There was a time last year, believe it or not, when Passengers felt like a can't-miss sci-fi spectacle. It was the first teaming of Guardians of the Galaxy's Chris Pratt and The Hunger Games' Jennifer Lawrence, both seemingly bulletproof stars with expanding blockbuster pedigrees. The early trailers, though light on plot, revealed a lush production full of luxurious deep-space design, and ... well, it was Jennifer Lawrence and Chris Pratt. As love interests. In 2016. It just seemed to have all the makings of a runaway hit, even if the early marketing made it a little difficult to puzzle out the story.

Then the movie came out.

From a box-office standpoint, Passengers did pretty well, grossing $300 million worldwide on a budget of about $100 million. It's not Jurassic World money, but it's solid. Critically, though it has its defenders, the film was battered by both movie reviewers and culture writers alike for one very problematic plot point.

Spoilers ahead (for a movie that's been out for nearly a year, but still ...)

The catalyst for Passengers is a malfunction in Jim's (Pratt) hibernation pod, causing him to wake up decades before he was meant to on a century-plus colonization voyage. After a year of almost total isolation, he grows obsessed with Aurora (Lawrence), and struggles with whether or not he should wake her up so he can finally have human interaction again. Finally, he decides to do it, then tells her that she was also awakened due to a malfunctioning pod. Over time, they fall in love, but it's all essentially built on the lie that he did not wake her up on purpose, basically condemning her to die on the ship rather than reach the colony. Ultimately, this secret is revealed. Aurora is enraged ... but then ultimately decides to live out the rest of her life on the ship with Jim anyway.

It's more complicated than that, and the film certainly isn't flippant about it, but you can see how some would take issue with such a story. Backlash was swift and fierce, prompting both writer Jon Spaihts and director Morten Tyldum to rush to the film's defense. Lawrence, for her part, was relatively quiet about the controversy.

Now, in a wide-ranging new interview with Vogue (she's on the cover this month), Lawrence has finally weighed in on the Passengers fallout. She's not ashamed of the movie, but upon reflection she seems to have realized that the issues at work in the story could have been handled better.

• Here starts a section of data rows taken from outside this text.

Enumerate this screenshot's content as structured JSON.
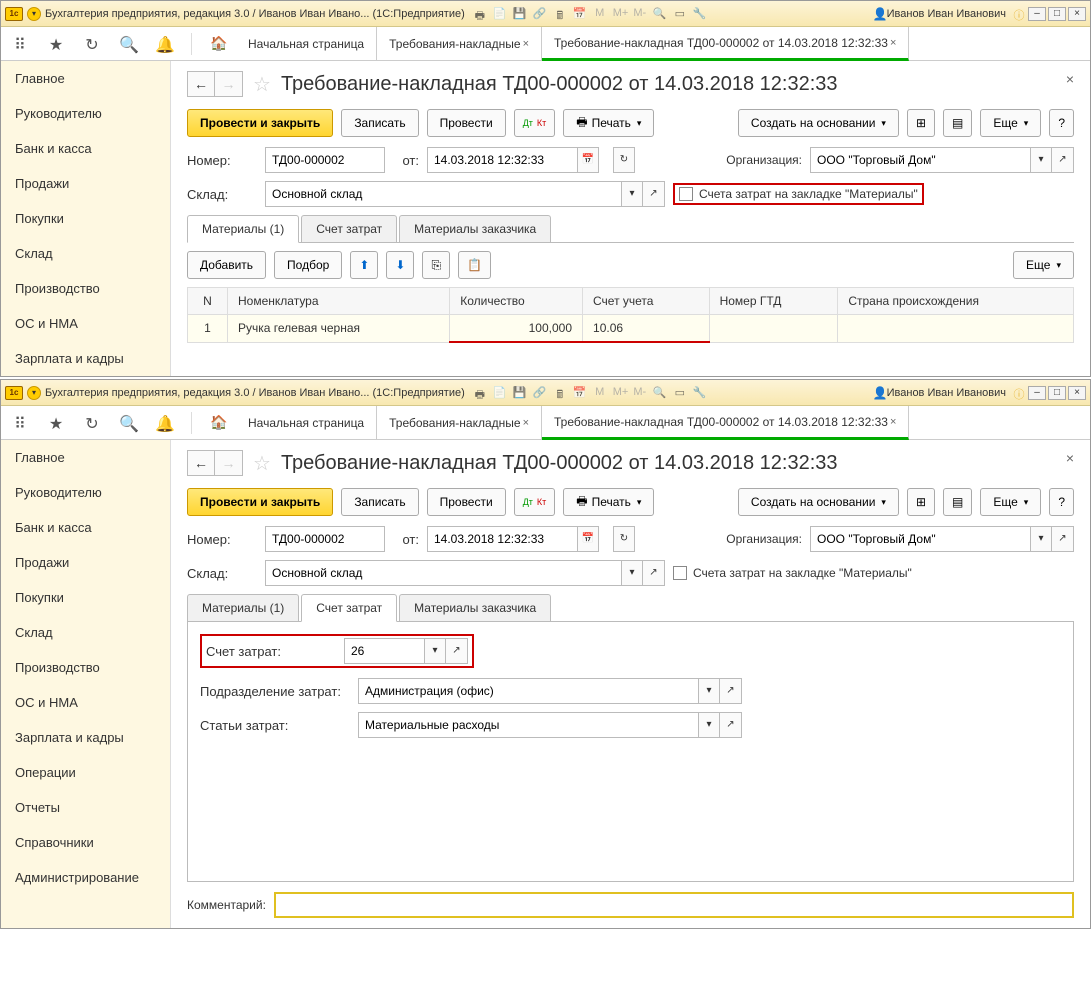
{
  "app_title": "Бухгалтерия предприятия, редакция 3.0 / Иванов Иван Ивано...  (1С:Предприятие)",
  "user_name": "Иванов Иван Иванович",
  "home_tab": "Начальная страница",
  "tab_list": "Требования-накладные",
  "tab_doc": "Требование-накладная ТД00-000002 от 14.03.2018 12:32:33",
  "page_title": "Требование-накладная ТД00-000002 от 14.03.2018 12:32:33",
  "sidebar": {
    "items": [
      "Главное",
      "Руководителю",
      "Банк и касса",
      "Продажи",
      "Покупки",
      "Склад",
      "Производство",
      "ОС и НМА",
      "Зарплата и кадры",
      "Операции",
      "Отчеты",
      "Справочники",
      "Администрирование"
    ]
  },
  "actions": {
    "post_close": "Провести и закрыть",
    "save": "Записать",
    "post": "Провести",
    "print": "Печать",
    "create_based": "Создать на основании",
    "more": "Еще"
  },
  "form": {
    "number_lbl": "Номер:",
    "number_val": "ТД00-000002",
    "from_lbl": "от:",
    "date_val": "14.03.2018 12:32:33",
    "org_lbl": "Организация:",
    "org_val": "ООО \"Торговый Дом\"",
    "warehouse_lbl": "Склад:",
    "warehouse_val": "Основной склад",
    "cost_checkbox": "Счета затрат на закладке \"Материалы\""
  },
  "inner_tabs": {
    "materials": "Материалы (1)",
    "cost": "Счет затрат",
    "customer_mat": "Материалы заказчика"
  },
  "tbl_actions": {
    "add": "Добавить",
    "pick": "Подбор"
  },
  "table": {
    "headers": [
      "N",
      "Номенклатура",
      "Количество",
      "Счет учета",
      "Номер ГТД",
      "Страна происхождения"
    ],
    "row": {
      "n": "1",
      "item": "Ручка гелевая черная",
      "qty": "100,000",
      "acct": "10.06",
      "gtd": "",
      "country": ""
    }
  },
  "cost_pane": {
    "acct_lbl": "Счет затрат:",
    "acct_val": "26",
    "dept_lbl": "Подразделение затрат:",
    "dept_val": "Администрация (офис)",
    "item_lbl": "Статьи затрат:",
    "item_val": "Материальные расходы"
  },
  "comment_lbl": "Комментарий:"
}
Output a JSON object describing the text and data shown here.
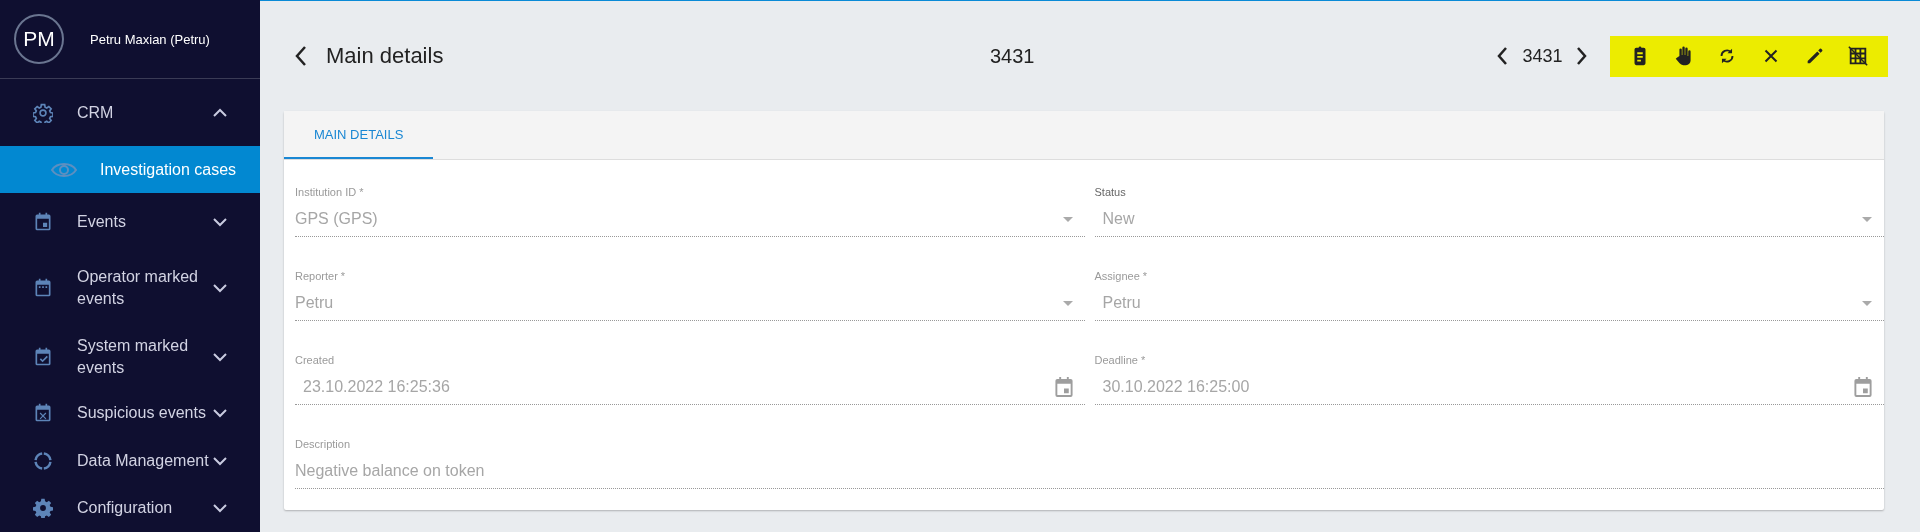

“I’m disappointed in myself that I didn’t spot it,” she said. “I thought the script was beautiful—it was this tainted, complicated love story. It definitely wasn’t a failure. I’m not embarrassed by it by any means. There was just stuff that I wished I’d looked into deeper before jumping on.”

It is certainly very easy for nerds on the internet (myself included) to play Monday Morning Quarterback with films they didn't enjoy, restructuring and recutting them as they see fit, but with Passengers a lot of really solid points were made in the weeks and months after its release. Numerous commentators, including the popular and insightful YouTube channel Nerdwriter, argued that the film could've worked much better if Aurora had been the main character, and if the film actually began with her waking up rather than with Jim's struggle with his isolation. It creates more tension and propels the film as more of a thriller rather than the sci-fi romance it ultimately grows into. Hindsight is, of course, 20/20, but these were still very interesting thoughts.

Lawrence's measured reaction to the Passengers fallout is an example of her acceptance that, as one of the biggest stars working right now, she's both not immune to failures and not immune to self-reflection. I can see another star stopping short of accepting the criticism of the film and simply declaring their pride at having made it. There's no way to know right now how Lawrence will apply the lessons of Passengers to future films, but acknowledging the backlash is, at the very least, a nice gesture.